On 11/15/19 6:06 AM, Jason Gunthorpe wrote:
On Thu, Nov 14, 2019 at 03:06:05PM -0800, Ralph Campbell wrote:
On 11/13/19 5:51 AM, Christoph Hellwig wrote:
On Tue, Nov 12, 2019 at 11:45:52PM +0000, Jason Gunthorpe wrote:
Well, it would mean registering for the whole process address space.
I'll give it a try.
I'm not sure it makes much sense that this testing is essentially
modeled after nouveau's usage which is very strange compared to the
other drivers.
Which means we really should make the test cases fit the proper usage.
Maybe defer the tests for 5.5 and just merge the first patch for now?
I think this a good point to discuss.
Some devices will want to register for all changes to the process address
space because there is no requirement to preregister regions that the
device can access verses devices like InfiniBand where a range of addresses
have to be registered before the device can access those addresses.
But this is a very bad idea to register and do HW actions for ranges
that can't possibly have any pages registered. It slows down the
entire application
I think the ODP approach might be saner, when it mirrors the entire
address space it chops it up into VA chunks, and once a page is
registered on the HW the VA chunk goes into the interval tree.
Presumably the GPU also has some kind of page table tree and you could
set one of the levels as the VA interval when there are populated children
Jason
I wasn't suggesting that HW invalidates happen in two places.
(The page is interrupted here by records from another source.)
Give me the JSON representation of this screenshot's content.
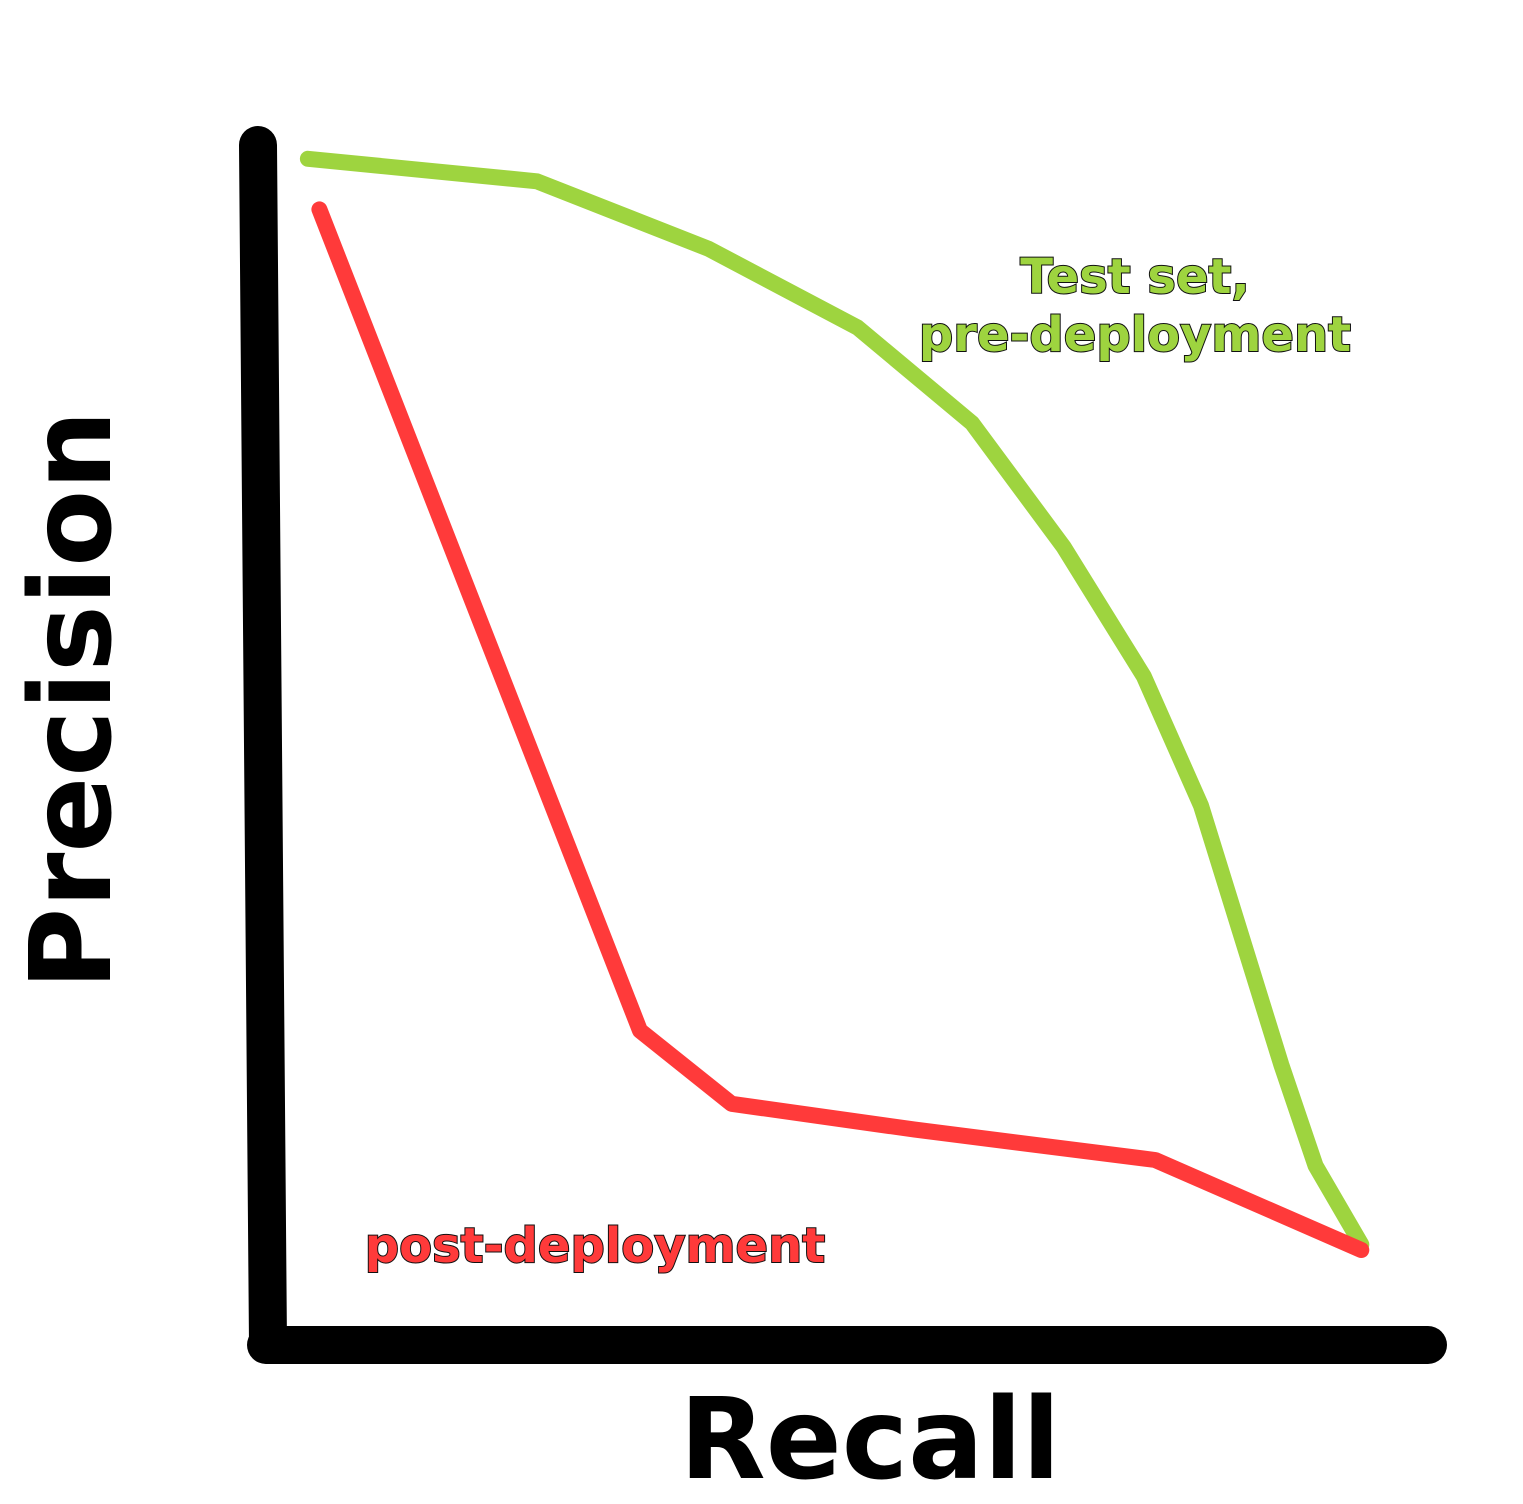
{
  "chart_data": {
    "type": "line",
    "title": "",
    "xlabel": "Recall",
    "ylabel": "Precision",
    "xlim": [
      0,
      1
    ],
    "ylim": [
      0,
      1
    ],
    "grid": false,
    "legend": "none",
    "series": [
      {
        "name": "Test set, pre-deployment",
        "label_lines": [
          "Test set,",
          "pre-deployment"
        ],
        "color": "#9ed43f",
        "points": [
          [
            0.02,
            0.97
          ],
          [
            0.22,
            0.95
          ],
          [
            0.37,
            0.89
          ],
          [
            0.5,
            0.82
          ],
          [
            0.6,
            0.735
          ],
          [
            0.68,
            0.625
          ],
          [
            0.75,
            0.51
          ],
          [
            0.8,
            0.395
          ],
          [
            0.87,
            0.165
          ],
          [
            0.9,
            0.075
          ],
          [
            0.94,
            0.005
          ]
        ]
      },
      {
        "name": "post-deployment",
        "label_lines": [
          "post-deployment"
        ],
        "color": "#ff3a3a",
        "points": [
          [
            0.03,
            0.925
          ],
          [
            0.31,
            0.195
          ],
          [
            0.39,
            0.13
          ],
          [
            0.55,
            0.107
          ],
          [
            0.76,
            0.08
          ],
          [
            0.94,
            0.0
          ]
        ]
      }
    ]
  }
}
I'm suggesting the two styles of invalidates can work together.
For example, what if a driver calls mmu_notifier_register(mn, mm)
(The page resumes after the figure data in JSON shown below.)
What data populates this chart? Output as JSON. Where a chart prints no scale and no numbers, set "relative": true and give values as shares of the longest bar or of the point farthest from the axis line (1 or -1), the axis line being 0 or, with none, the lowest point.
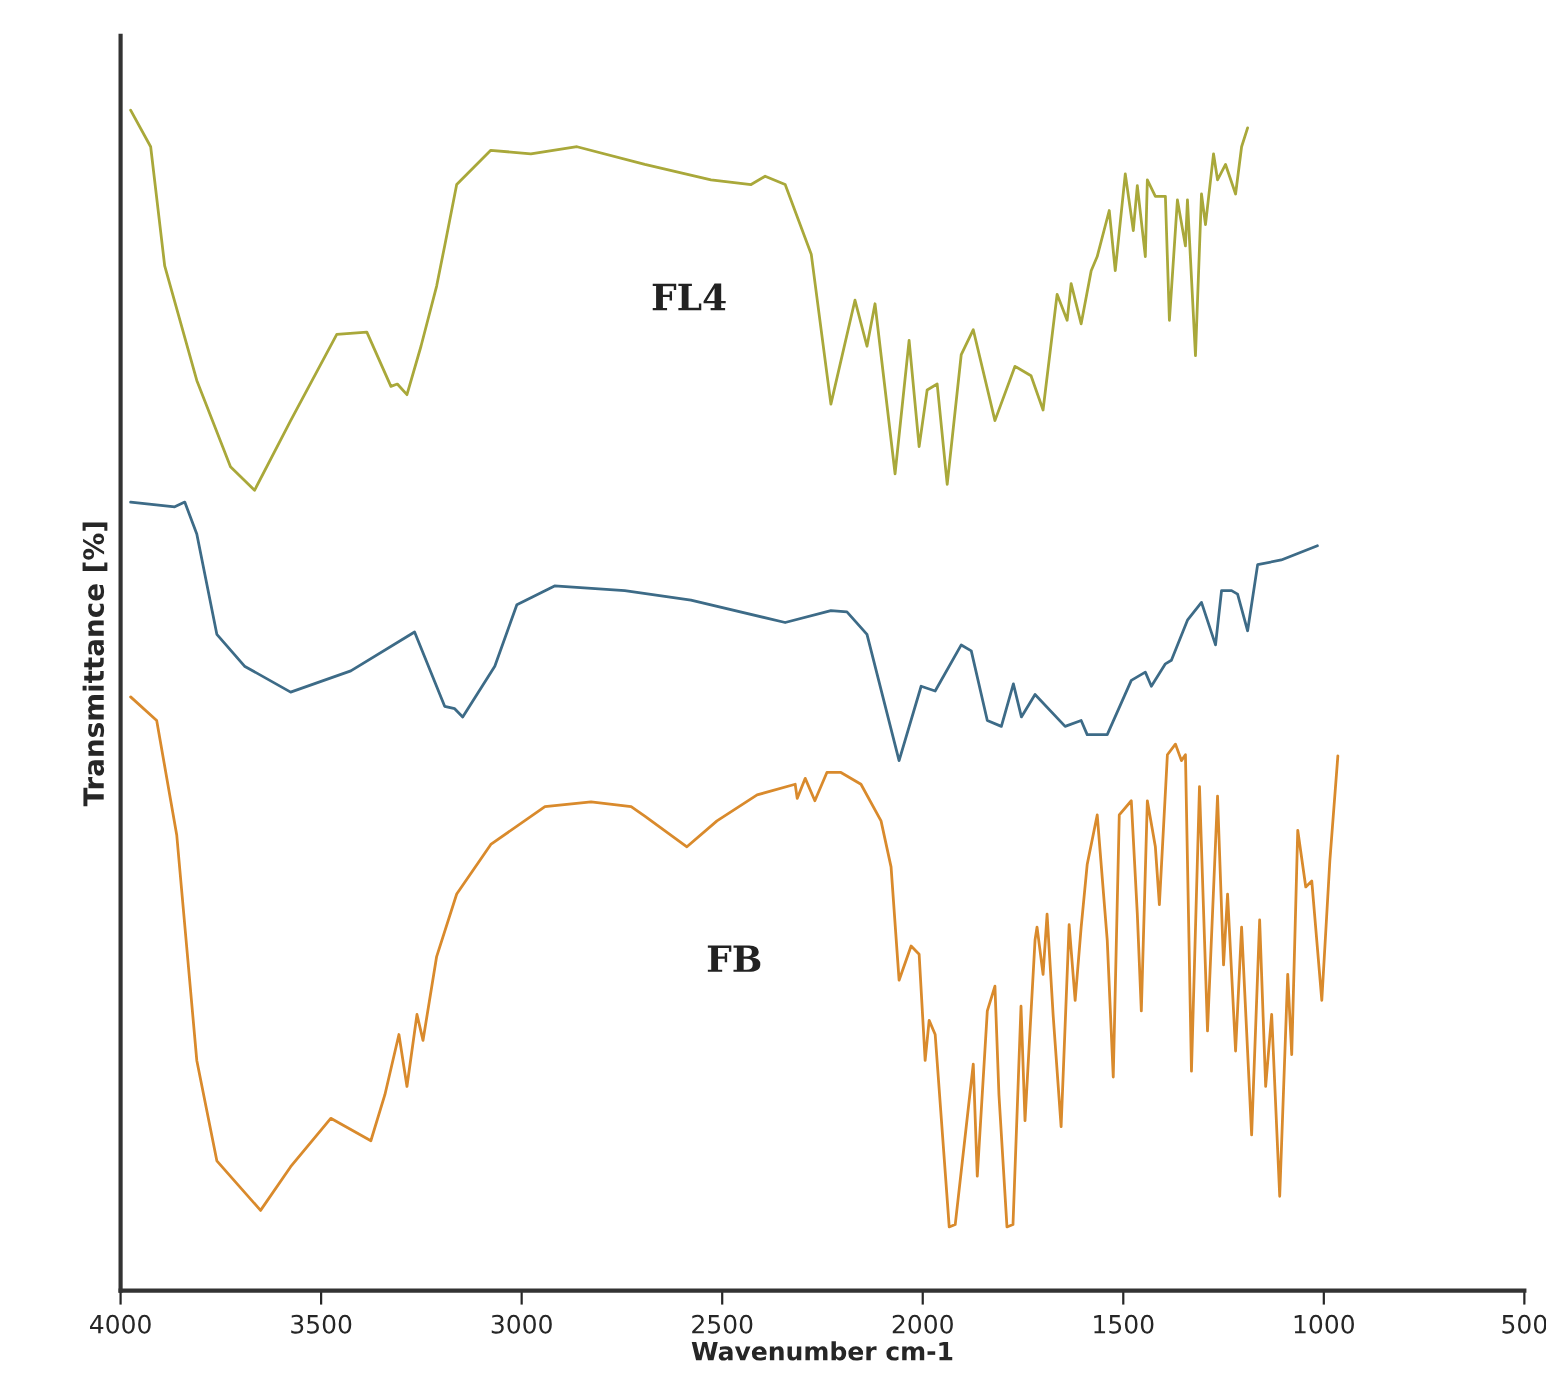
{
  "chart_data": {
    "type": "line",
    "xlabel": "Wavenumber cm-1",
    "ylabel": "Transmittance [%]",
    "relative": true,
    "xlim": [
      4000,
      500
    ],
    "xticks": [
      4000,
      3500,
      3000,
      2500,
      2000,
      1500,
      1000,
      500
    ],
    "grid": false,
    "legend": false,
    "line_style": "solid",
    "marker": "none",
    "series": [
      {
        "name": "FL4",
        "color": "#a9a83a",
        "x": [
          3975,
          3925,
          3890,
          3810,
          3726,
          3666,
          3576,
          3461,
          3386,
          3326,
          3310,
          3286,
          3251,
          3212,
          3192,
          3162,
          3077,
          2977,
          2862,
          2693,
          2528,
          2428,
          2393,
          2343,
          2278,
          2229,
          2169,
          2139,
          2119,
          2069,
          2034,
          2009,
          1989,
          1964,
          1939,
          1904,
          1874,
          1820,
          1770,
          1730,
          1700,
          1665,
          1640,
          1630,
          1605,
          1580,
          1565,
          1535,
          1520,
          1495,
          1475,
          1465,
          1445,
          1440,
          1420,
          1395,
          1385,
          1365,
          1345,
          1340,
          1320,
          1305,
          1295,
          1275,
          1265,
          1245,
          1220,
          1205,
          1190
        ],
        "values": [
          1.0,
          0.969,
          0.868,
          0.771,
          0.698,
          0.678,
          0.737,
          0.81,
          0.812,
          0.766,
          0.768,
          0.759,
          0.8,
          0.851,
          0.885,
          0.937,
          0.966,
          0.963,
          0.969,
          0.954,
          0.941,
          0.937,
          0.944,
          0.937,
          0.878,
          0.751,
          0.839,
          0.8,
          0.836,
          0.692,
          0.805,
          0.715,
          0.763,
          0.768,
          0.683,
          0.793,
          0.814,
          0.737,
          0.783,
          0.775,
          0.746,
          0.844,
          0.822,
          0.853,
          0.819,
          0.864,
          0.876,
          0.915,
          0.864,
          0.946,
          0.898,
          0.936,
          0.876,
          0.941,
          0.927,
          0.927,
          0.822,
          0.924,
          0.885,
          0.924,
          0.792,
          0.929,
          0.903,
          0.963,
          0.941,
          0.954,
          0.929,
          0.969,
          0.985
        ]
      },
      {
        "color": "#3d6b87",
        "x": [
          3975,
          3865,
          3840,
          3810,
          3760,
          3691,
          3576,
          3426,
          3267,
          3192,
          3167,
          3147,
          3067,
          3012,
          2918,
          2743,
          2578,
          2343,
          2229,
          2189,
          2139,
          2059,
          2004,
          1969,
          1904,
          1879,
          1839,
          1804,
          1774,
          1754,
          1720,
          1645,
          1605,
          1590,
          1540,
          1480,
          1445,
          1430,
          1395,
          1380,
          1340,
          1305,
          1270,
          1255,
          1230,
          1215,
          1190,
          1165,
          1106,
          1016
        ],
        "values": [
          0.668,
          0.664,
          0.668,
          0.641,
          0.556,
          0.529,
          0.507,
          0.525,
          0.558,
          0.495,
          0.493,
          0.486,
          0.529,
          0.581,
          0.597,
          0.593,
          0.585,
          0.566,
          0.576,
          0.575,
          0.556,
          0.449,
          0.512,
          0.508,
          0.547,
          0.542,
          0.483,
          0.478,
          0.514,
          0.486,
          0.505,
          0.478,
          0.483,
          0.471,
          0.471,
          0.517,
          0.524,
          0.512,
          0.531,
          0.534,
          0.568,
          0.583,
          0.547,
          0.593,
          0.593,
          0.59,
          0.559,
          0.615,
          0.619,
          0.631
        ]
      },
      {
        "name": "FB",
        "color": "#d98a2c",
        "x": [
          3975,
          3910,
          3860,
          3810,
          3760,
          3651,
          3576,
          3476,
          3376,
          3341,
          3306,
          3286,
          3261,
          3246,
          3212,
          3162,
          3077,
          2942,
          2827,
          2727,
          2693,
          2588,
          2513,
          2413,
          2318,
          2313,
          2293,
          2269,
          2239,
          2204,
          2154,
          2104,
          2079,
          2059,
          2029,
          2009,
          1994,
          1984,
          1969,
          1934,
          1919,
          1874,
          1864,
          1839,
          1820,
          1810,
          1790,
          1775,
          1755,
          1745,
          1720,
          1715,
          1700,
          1690,
          1675,
          1655,
          1635,
          1620,
          1605,
          1590,
          1565,
          1540,
          1525,
          1510,
          1480,
          1465,
          1455,
          1440,
          1420,
          1410,
          1390,
          1370,
          1355,
          1345,
          1330,
          1310,
          1290,
          1265,
          1250,
          1240,
          1220,
          1205,
          1180,
          1160,
          1145,
          1130,
          1110,
          1090,
          1080,
          1065,
          1045,
          1030,
          1005,
          985,
          965
        ],
        "values": [
          0.503,
          0.483,
          0.386,
          0.195,
          0.11,
          0.068,
          0.105,
          0.146,
          0.127,
          0.166,
          0.217,
          0.173,
          0.234,
          0.212,
          0.283,
          0.336,
          0.378,
          0.41,
          0.414,
          0.41,
          0.402,
          0.376,
          0.398,
          0.42,
          0.429,
          0.417,
          0.434,
          0.415,
          0.439,
          0.439,
          0.429,
          0.398,
          0.359,
          0.263,
          0.292,
          0.285,
          0.195,
          0.229,
          0.217,
          0.054,
          0.056,
          0.192,
          0.097,
          0.237,
          0.258,
          0.166,
          0.054,
          0.056,
          0.241,
          0.144,
          0.297,
          0.308,
          0.268,
          0.319,
          0.234,
          0.139,
          0.31,
          0.246,
          0.308,
          0.361,
          0.403,
          0.297,
          0.181,
          0.403,
          0.415,
          0.319,
          0.237,
          0.415,
          0.376,
          0.327,
          0.454,
          0.463,
          0.449,
          0.454,
          0.186,
          0.427,
          0.22,
          0.419,
          0.276,
          0.336,
          0.203,
          0.308,
          0.132,
          0.314,
          0.173,
          0.234,
          0.08,
          0.268,
          0.2,
          0.39,
          0.342,
          0.347,
          0.246,
          0.364,
          0.453
        ]
      }
    ]
  }
}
to register for address space wide invalidations, then some time
later there is a device page table fault and the driver calls
mmu_range_notifier_insert() but with a NULL ops.invalidate.
The fault handler follows the nouveau/test_hmm pattern to call
mmu_range_read_begin()
hmm_range_fault()
device lock
mmu_range_read_retry()
update device page tables
device unlock
mmu_range_notifier_remove()
The global invalidate() callback would get the device lock and
call into mm to update the sequence number of any affected ranges
instead of having a range invalidate callback, and then do the HW
invalidations.